Today, however, annual house price inflation has slowed to 8 percent from 14 percent in October with the market “particularly subdued in the past six months,” the central bank said. Reserve Bank Governor Graeme Wheeler told journalists that annualised house price inflation is currently running at 2 percent, down from 18 percent in the prior period. It has come off “very significantly” and the bank is “very pleased about that,” he said.
He pegged part of the slow down to the introduction of loan-to-valuation ratios on borrowing for housing. The LVR policies have been in place since late-2013 to address financial stability risks arising from rapid growth in house prices and strong housing credit growth. LVR restrictions were tightened in October 2016, in response to renewed housing market pressure and increased activity property investors.
Against that backdrop, Westpac Bank acting chief economist Michael Gordon doesn’t expect the bank to need to the tool. “Regardless of the merits or otherwise of this policy tool, we don’t think there will be a case for applying DTI limits anytime soon,” he said.
“The housing market has slowed significantly as mortgage rates have risen from their lows, and our view is that the slowdown will ‘stick’ this time,” he added.
ASB Bank was also skeptical the tool would be needed. “Our expectation is that future price growth will be constrained up and down the country. And that means little urgency for further macro-prudential action,” he said.
Wheeler said, however, “the fact is we don’t know if house price inflation will increase again,” which is why the bank is keen on having a debt-to-income ratio tool should it be needed. The factors driving house price inflation haven’t gone away, he said.
The report noted that while LVRs have helped insulate the banking system from a housing downturn, low mortgage interest rates have encouraged an increase in high debt-to-income lending.
“Borrowers with high DTI ratios are typically more exposed to a rise in interest rates or a decline in income,” it said.
According to the central bank, if mortgage rates were to increase to 7 percent, around 4 percent of all borrowers and 5 percent of recent borrowers would not be able to “meet their essential expenses” or would be under severe stress. It noted that stress would be much higher at 9 percent, with 7 percent of all borrowers and 18 percent of recent borrowers expected to face severe stress.
Wheeler said the debt-to-income ratio tool would likely include “speed limits,” where banks could only lend a certain amount to people who were above a certain threshold.

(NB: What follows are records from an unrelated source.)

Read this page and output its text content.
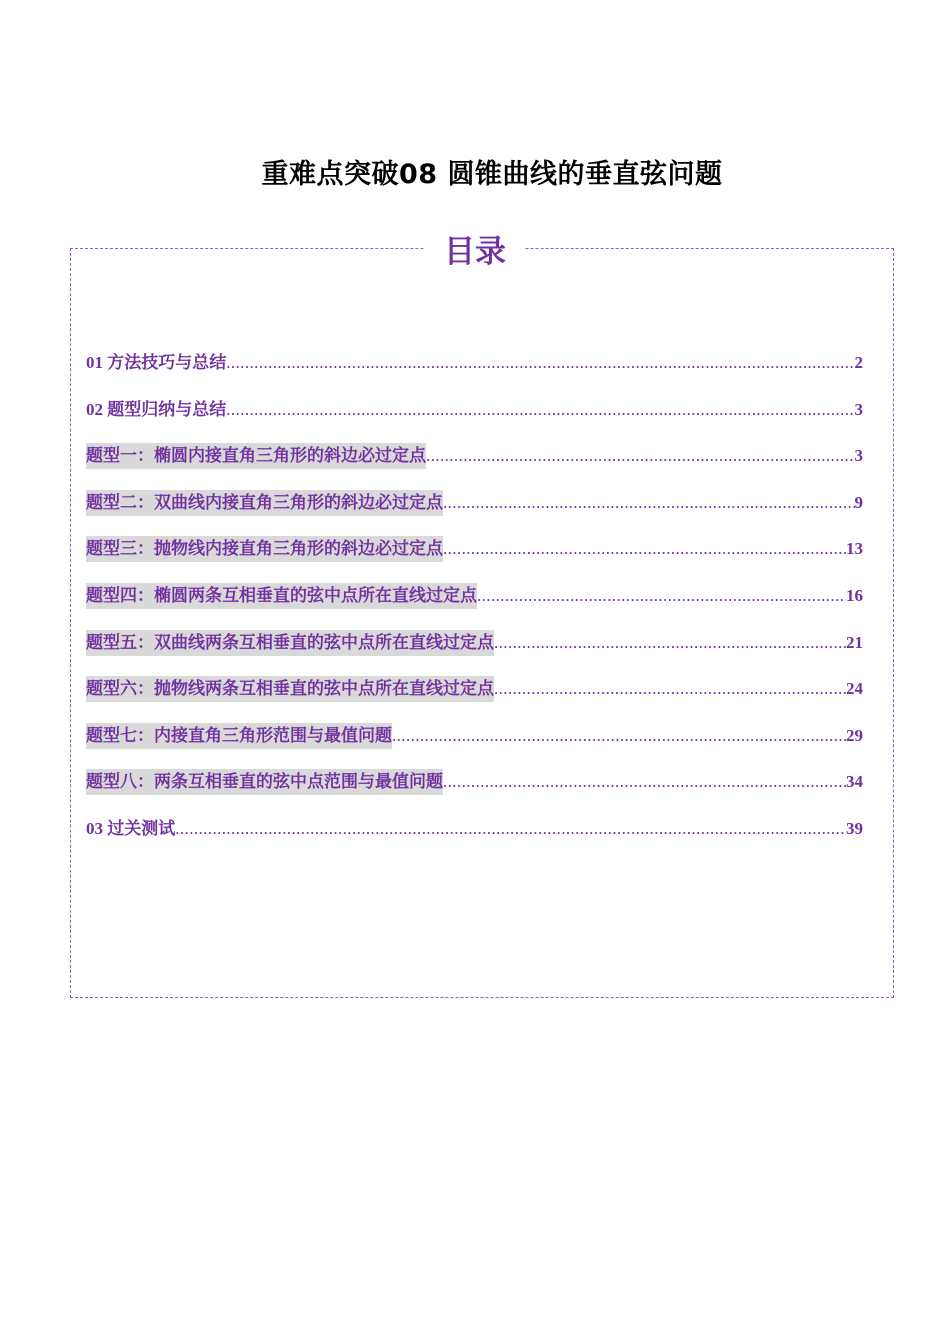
重难点突破08 圆锥曲线的垂直弦问题
目录
01 方法技巧与总结 .....	2
02 题型归纳与总结 .....	3
题型一：椭圆内接直角三角形的斜边必过定点 .....	3
题型二：双曲线内接直角三角形的斜边必过定点 .....	9
题型三：抛物线内接直角三角形的斜边必过定点 .....	13
题型四：椭圆两条互相垂直的弦中点所在直线过定点 .....	16
题型五：双曲线两条互相垂直的弦中点所在直线过定点 .....	21
题型六：抛物线两条互相垂直的弦中点所在直线过定点 .....	24
题型七：内接直角三角形范围与最值问题 .....	29
题型八：两条互相垂直的弦中点范围与最值问题 .....	34
03 过关测试 .....	39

Deputy Governor Grant Spencer said that while nothing has been determined a debt to income ratio of five times gross income was possible as “if we get over five, that’s pretty high and tends to be the area were potential stressors emerge.”

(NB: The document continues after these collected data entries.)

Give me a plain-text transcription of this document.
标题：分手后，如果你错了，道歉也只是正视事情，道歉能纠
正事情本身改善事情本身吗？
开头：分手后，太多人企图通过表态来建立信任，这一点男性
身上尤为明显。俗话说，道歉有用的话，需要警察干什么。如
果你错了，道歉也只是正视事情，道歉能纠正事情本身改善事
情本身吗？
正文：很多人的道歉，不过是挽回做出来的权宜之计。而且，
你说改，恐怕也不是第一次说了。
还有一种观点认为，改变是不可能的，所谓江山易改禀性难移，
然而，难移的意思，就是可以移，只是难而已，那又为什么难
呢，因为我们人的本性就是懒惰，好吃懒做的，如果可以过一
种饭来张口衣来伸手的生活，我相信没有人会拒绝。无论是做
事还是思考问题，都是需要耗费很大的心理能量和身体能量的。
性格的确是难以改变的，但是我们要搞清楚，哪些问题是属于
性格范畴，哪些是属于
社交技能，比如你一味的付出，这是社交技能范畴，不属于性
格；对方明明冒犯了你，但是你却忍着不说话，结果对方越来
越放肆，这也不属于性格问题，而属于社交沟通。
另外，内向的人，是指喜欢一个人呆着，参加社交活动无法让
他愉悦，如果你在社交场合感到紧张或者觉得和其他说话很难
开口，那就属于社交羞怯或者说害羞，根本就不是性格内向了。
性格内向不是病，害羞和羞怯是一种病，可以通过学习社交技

Bernard Hodgetts, head of macro-financial stability, told BusinessDesk “upward of 30 percent of the new borrowing that has been occurring is attributed to borrowers with DTIs greater than five. It’s a reasonably significant proportion and it has been growing.”
Hodgetts said interest rates of 7 percent – roughly 200 basis points from where we are now – isn’t “beyond the realm of possibility.” He said 9 percent would be “quite a stretch” although New Zealand was over 9 percent in 2007 so it’s not “out of living memory.”
“The analysis is telling us that 7 percent there are some recent borrowers who would find that pretty tough and could potentially default,” he said.
He underscored, however, that people with the highest debt-to-income ratios tend not to be first home buyers but rather investors or people who have been in the market for a while.
He said the central bank is pushing the banks to obtain the required data and “they still have some way to go in terms of having the systems in place internally to monitor and comply with any debt to income restriction if it was ever to be brought in.”
He said the upcoming consultation will draw those issues out and get a sense from the banks what would be required for them to operate a DTI tool.
Hodgetts said the consultation will likely last until early August – if it kicks off in the next few weeks – and the ban will then re-assess all submissions and it will put a final recommendation in front of the minister.
“The ball will be in the minister’s court,” he said.
Hodgetts also underscored “there’s a distinction between having it in the toolkit and actually using it. Given where the market is now we wouldn’t be recommending actually using it,” he said.